VERIFICATION.md

Verification Strategy

Scope

This document explains how Dedaliano should build solver trust.

It is not the benchmark ledger and it is not the product roadmap.

• Use BENCHMARKS.md for benchmark status and solver maturity.
• Use SOLVER_ROADMAP.md for solver sequencing and implementation order.
• Use PRODUCT_ROADMAP.md for app and workflow sequencing.
• Use POSITIONING.md for the business meaning of solver trust.
• Use research/lean_formal_verification.md for the Lean-specific formal-verification research plan and ROI ranking.

Goal

The goal is not to claim that the entire solver is "formally verified."

The goal is to make correctness visible and credible through a layered verification program:

• analytical validation
• published benchmarks
• cross-validation against trusted references
• regression discipline
• invariant and property-based testing
• fuzzing
• selective proof-oriented rigor on small critical kernels
• real-model acceptance testing

In practice, the strongest identity is:

an open, browser-native structural solver with unusually deep public proof of correctness

Verification Layers

1. Unit Tests

Use unit tests for compact mathematical building blocks:

• element stiffness matrices
• fixed-end forces
• coordinate transformations
• mass matrices
• geometric stiffness terms
• damping terms
• postprocessing formulas

These tests catch sign, indexing, and formula errors early.

2. Analytical Validation

Use closed-form and textbook references for:

• beams
• frames
• trusses
• buckling
• modal frequencies
• thermal loads
• settlements
• Timoshenko beam behavior
• cable statics
• prestress and staged sanity checks

This is the first public proof layer for structural mechanics correctness.

3. Reference Benchmark Validation

Use published benchmark families and solver cross-checks such as:

• NAFEMS
• ANSYS Verification Manual
• Code_Aster
• SAP2000
• OpenSees
• Robot Structural Analysis
• STAAD.Pro

This is the strongest external trust layer and should remain the center of the public correctness story.

4. Differential and Consistency Testing

Use differential testing for:

• dense vs sparse assembly
• equivalent 2D vs 3D formulations
• small-load linear vs nonlinear consistency
• reduced vs unreduced systems
• locked fixture baselines

Differential testing should be about consistency in the current engine, not parity with deleted implementations.

5. Invariant and Property-Based Testing

Use invariant testing and property-based testing for solver rules that should hold across many models:

• equilibrium
• symmetry
• reciprocal behavior
• rigid-body mode handling
• superposition where applicable
• reaction/load balance
• constraint consistency
• reduced vs unreduced equivalence

This is one of the highest-ROI next steps once the newest solver families are in place.

6. Fuzzing

Use fuzzing for randomized, valid model generation to find:

• edge cases
• regression triggers
• indexing failures
• conditioning pathologies
• mixed-feature interaction failures

Best early targets:

• constraints
• contact/gap behavior
• staged construction
• mixed support conditions
• mixed beam/shell assemblies

7. Selective Formal Verification

Formal verification is valuable, but only selectively.

It should be applied only to small, correctness-critical kernels with stable specifications.

Good candidates:

• DOF numbering and mapping
• constraint transformation logic
• assembly invariants
• compact state-transition kernels

For the current Lean-oriented research plan, theorem ladder, and recommended proof scope, see research/lean_formal_verification.md.

Bad candidates:

• full nonlinear solvers
• full shell formulations end to end
• whole staged/PT workflows
• complete contact algorithms

Those are better served by benchmarks, invariants, regressions, and real-model acceptance.

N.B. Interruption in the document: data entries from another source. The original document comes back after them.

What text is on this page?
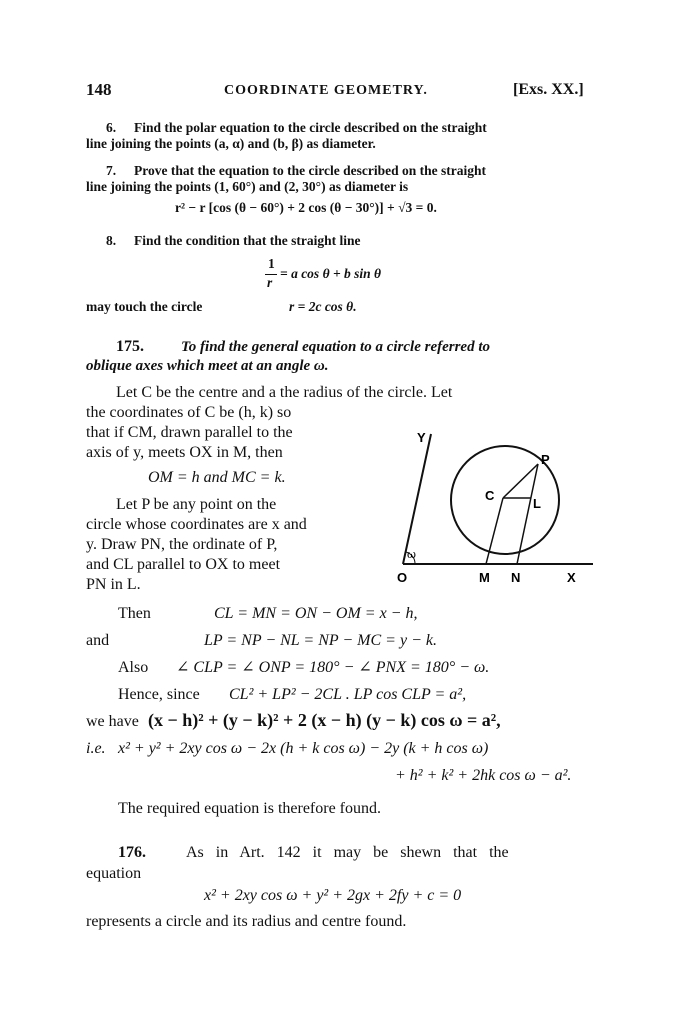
148	COORDINATE GEOMETRY.	[Exs. XX.]
6. Find the polar equation to the circle described on the straight
line joining the points (a, α) and (b, β) as diameter.
7. Prove that the equation to the circle described on the straight
line joining the points (1, 60°) and (2, 30°) as diameter is
r² − r [cos (θ − 60°) + 2 cos (θ − 30°)] + √3 = 0.
8. Find the condition that the straight line
1
r
= a cos θ + b sin θ
may touch the circle	r = 2c cos θ.
175. To find the general equation to a circle referred to
oblique axes which meet at an angle ω.
Let C be the centre and a the radius of the circle. Let
the coordinates of C be (h, k) so
that if CM, drawn parallel to the
axis of y, meets OX in M, then
OM = h and MC = k.
Let P be any point on the
circle whose coordinates are x and
y. Draw PN, the ordinate of P,
and CL parallel to OX to meet
PN in L.
Y
P
C
L
ω
O	M N	X
Then	CL = MN = ON − OM = x − h,
and	LP = NP − NL = NP − MC = y − k.
Also ∠ CLP = ∠ ONP = 180° − ∠ PNX = 180° − ω.
Hence, since CL² + LP² − 2CL . LP cos CLP = a²,
we have (x − h)² + (y − k)² + 2 (x − h) (y − k) cos ω = a²,
i.e. x² + y² + 2xy cos ω − 2x (h + k cos ω) − 2y (k + h cos ω)
+ h² + k² + 2hk cos ω − a².
The required equation is therefore found.
176.	As in Art. 142 it may be shewn that the
equation
x² + 2xy cos ω + y² + 2gx + 2fy + c = 0
represents a circle and its radius and centre found.
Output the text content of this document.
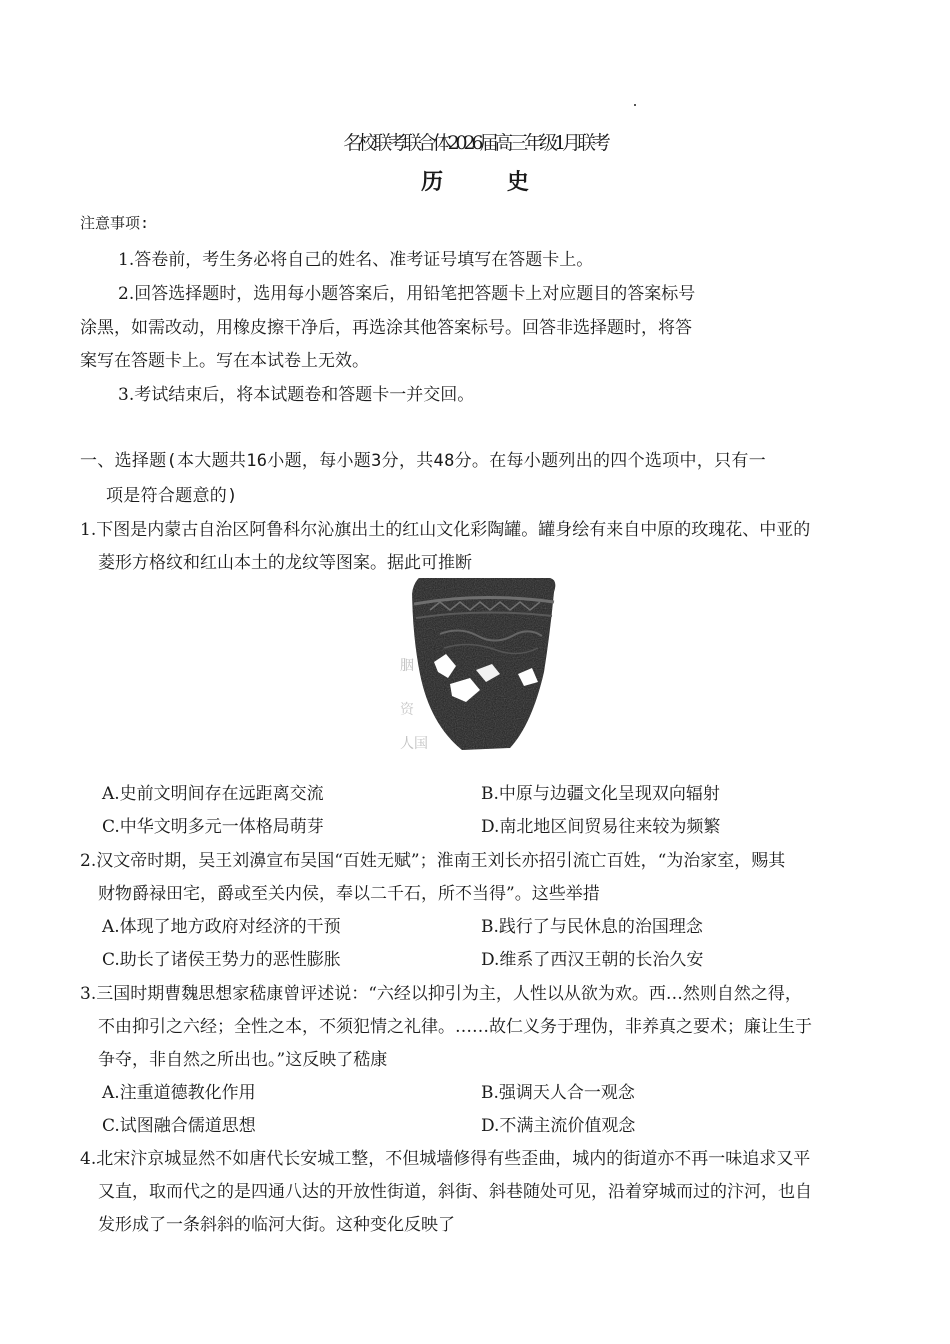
名校联考联合体2026届高三年级1月联考
历 史
注意事项:
1.答卷前，考生务必将自己的姓名、准考证号填写在答题卡上。
2.回答选择题时，选用每小题答案后，用铅笔把答题卡上对应题目的答案标号
涂黑，如需改动，用橡皮擦干净后，再选涂其他答案标号。回答非选择题时，将答
案写在答题卡上。写在本试卷上无效。
3.考试结束后，将本试题卷和答题卡一并交回。
一、选择题(本大题共16小题，每小题3分，共48分。在每小题列出的四个选项中，只有一
项是符合题意的)
1.下图是内蒙古自治区阿鲁科尔沁旗出土的红山文化彩陶罐。罐身绘有来自中原的玫瑰花、中亚的
菱形方格纹和红山本土的龙纹等图案。据此可推断
胭
资
人国
A.史前文明间存在远距离交流	B.中原与边疆文化呈现双向辐射
C.中华文明多元一体格局萌芽	D.南北地区间贸易往来较为频繁
2.汉文帝时期，吴王刘濞宣布吴国“百姓无赋”；淮南王刘长亦招引流亡百姓，“为治家室，赐其
财物爵禄田宅，爵或至关内侯，奉以二千石，所不当得”。这些举措
A.体现了地方政府对经济的干预	B.践行了与民休息的治国理念
C.助长了诸侯王势力的恶性膨胀	D.维系了西汉王朝的长治久安
3.三国时期曹魏思想家嵇康曾评述说：“六经以抑引为主，人性以从欲为欢。西…然则自然之得，
不由抑引之六经；全性之本，不须犯情之礼律。……故仁义务于理伪，非养真之要术；廉让生于
争夺，非自然之所出也。”这反映了嵇康
A.注重道德教化作用	B.强调天人合一观念
C.试图融合儒道思想	D.不满主流价值观念
4.北宋汴京城显然不如唐代长安城工整，不但城墙修得有些歪曲，城内的街道亦不再一味追求又平
又直，取而代之的是四通八达的开放性街道，斜街、斜巷随处可见，沿着穿城而过的汴河，也自
发形成了一条斜斜的临河大街。这种变化反映了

8. Performance and Scale Verification

Solver quality is not only correctness at small scale.

Track:

• solve time
• memory use
• iteration counts
• sparse vs dense crossover behavior
• large-model reliability

This is part of solver trust, not a separate concern.

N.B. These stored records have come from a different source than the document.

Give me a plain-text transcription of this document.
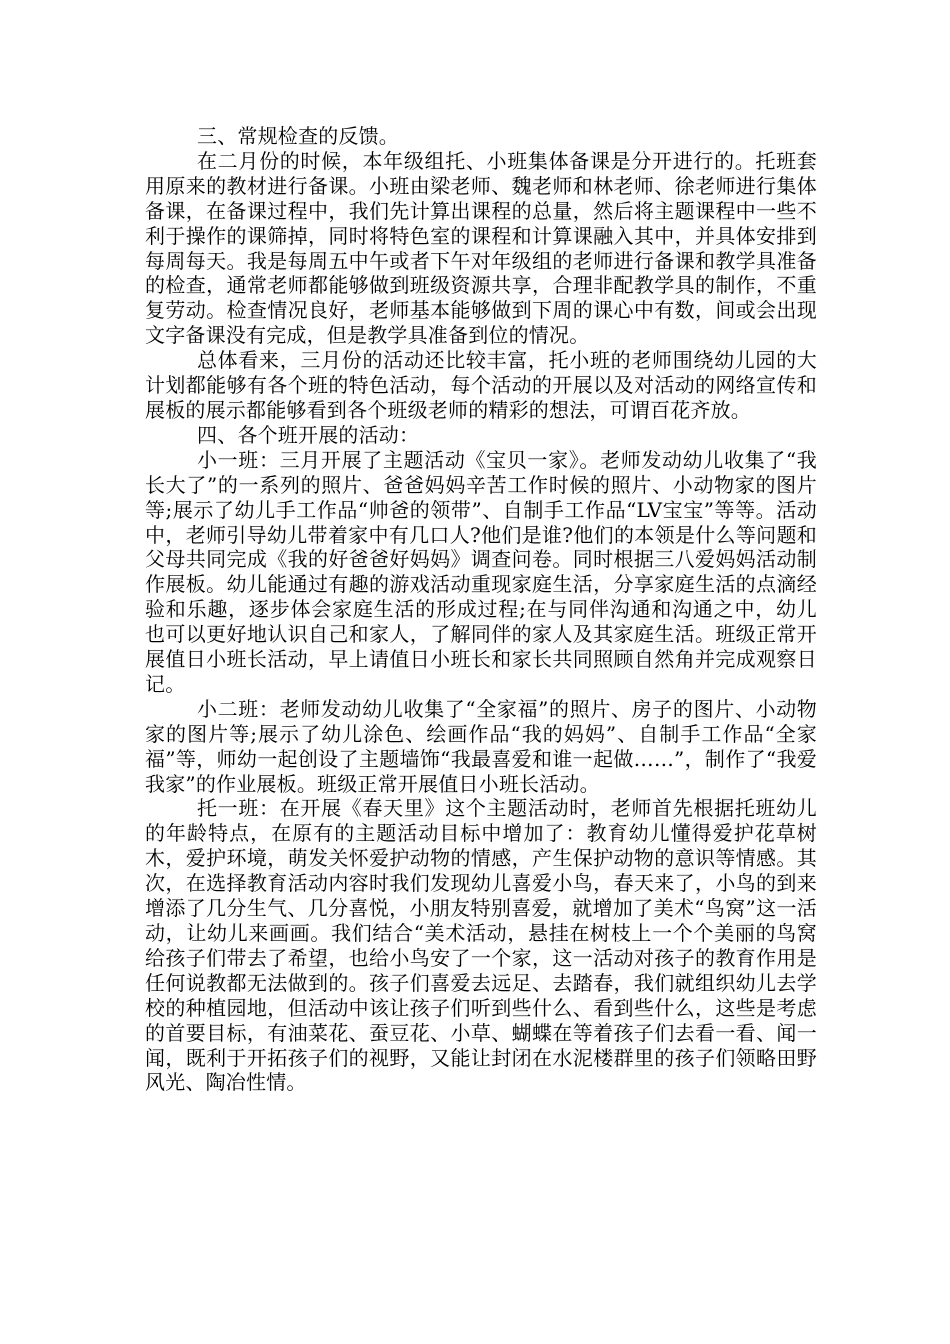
三、常规检查的反馈。

在二月份的时候，本年级组托、小班集体备课是分开进行的。托班套用原来的教材进行备课。小班由梁老师、魏老师和林老师、徐老师进行集体备课，在备课过程中，我们先计算出课程的总量，然后将主题课程中一些不利于操作的课筛掉，同时将特色室的课程和计算课融入其中，并具体安排到每周每天。我是每周五中午或者下午对年级组的老师进行备课和教学具准备的检查，通常老师都能够做到班级资源共享，合理非配教学具的制作，不重复劳动。检查情况良好，老师基本能够做到下周的课心中有数，间或会出现文字备课没有完成，但是教学具准备到位的情况。

总体看来，三月份的活动还比较丰富，托小班的老师围绕幼儿园的大计划都能够有各个班的特色活动，每个活动的开展以及对活动的网络宣传和展板的展示都能够看到各个班级老师的精彩的想法，可谓百花齐放。

四、各个班开展的活动：

小一班：三月开展了主题活动《宝贝一家》。老师发动幼儿收集了“我长大了”的一系列的照片、爸爸妈妈辛苦工作时候的照片、小动物家的图片等;展示了幼儿手工作品“帅爸的领带”、自制手工作品“LV宝宝”等等。活动中，老师引导幼儿带着家中有几口人?他们是谁?他们的本领是什么等问题和父母共同完成《我的好爸爸好妈妈》调查问卷。同时根据三八爱妈妈活动制作展板。幼儿能通过有趣的游戏活动重现家庭生活，分享家庭生活的点滴经验和乐趣，逐步体会家庭生活的形成过程;在与同伴沟通和沟通之中，幼儿也可以更好地认识自己和家人，了解同伴的家人及其家庭生活。班级正常开展值日小班长活动，早上请值日小班长和家长共同照顾自然角并完成观察日记。

小二班：老师发动幼儿收集了“全家福”的照片、房子的图片、小动物家的图片等;展示了幼儿涂色、绘画作品“我的妈妈”、自制手工作品“全家福”等，师幼一起创设了主题墙饰“我最喜爱和谁一起做……”，制作了“我爱我家”的作业展板。班级正常开展值日小班长活动。

托一班：在开展《春天里》这个主题活动时，老师首先根据托班幼儿的年龄特点，在原有的主题活动目标中增加了：教育幼儿懂得爱护花草树木，爱护环境，萌发关怀爱护动物的情感，产生保护动物的意识等情感。其次，在选择教育活动内容时我们发现幼儿喜爱小鸟，春天来了，小鸟的到来增添了几分生气、几分喜悦，小朋友特别喜爱，就增加了美术“鸟窝”这一活动，让幼儿来画画。我们结合“美术活动，悬挂在树枝上一个个美丽的鸟窝给孩子们带去了希望，也给小鸟安了一个家，这一活动对孩子的教育作用是任何说教都无法做到的。孩子们喜爱去远足、去踏春，我们就组织幼儿去学校的种植园地，但活动中该让孩子们听到些什么、看到些什么，这些是考虑的首要目标，有油菜花、蚕豆花、小草、蝴蝶在等着孩子们去看一看、闻一闻，既利于开拓孩子们的视野，又能让封闭在水泥楼群里的孩子们领略田野风光、陶冶性情。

9. Real-Model Acceptance Testing

Maintain a suite of representative models that look like real engineering work:

• building frames
• slab/shell systems
• staged and prestressed models
• cable and SSI cases
• nonlinear benchmark structures

These should act as release gates for major solver changes.

Priority Order

The best ROI verification order is:

1. benchmark hardening on newest solver families
2. invariant and property-based testing
3. real-model acceptance testing
4. performance and scale regression tracking
5. selective formal verification on small kernels

This order gives more trust per unit of effort than trying to formally verify large solver components too early.

What Verification Means Here

Verification does not mean proving every line of the solver mathematically.

It means building a correctness program strong enough that:

• errors are found early
• regressions are trapped permanently
• public benchmark evidence is deep
• engineering users can audit trust instead of taking it on faith

That is the standard Dedaliano should aim for.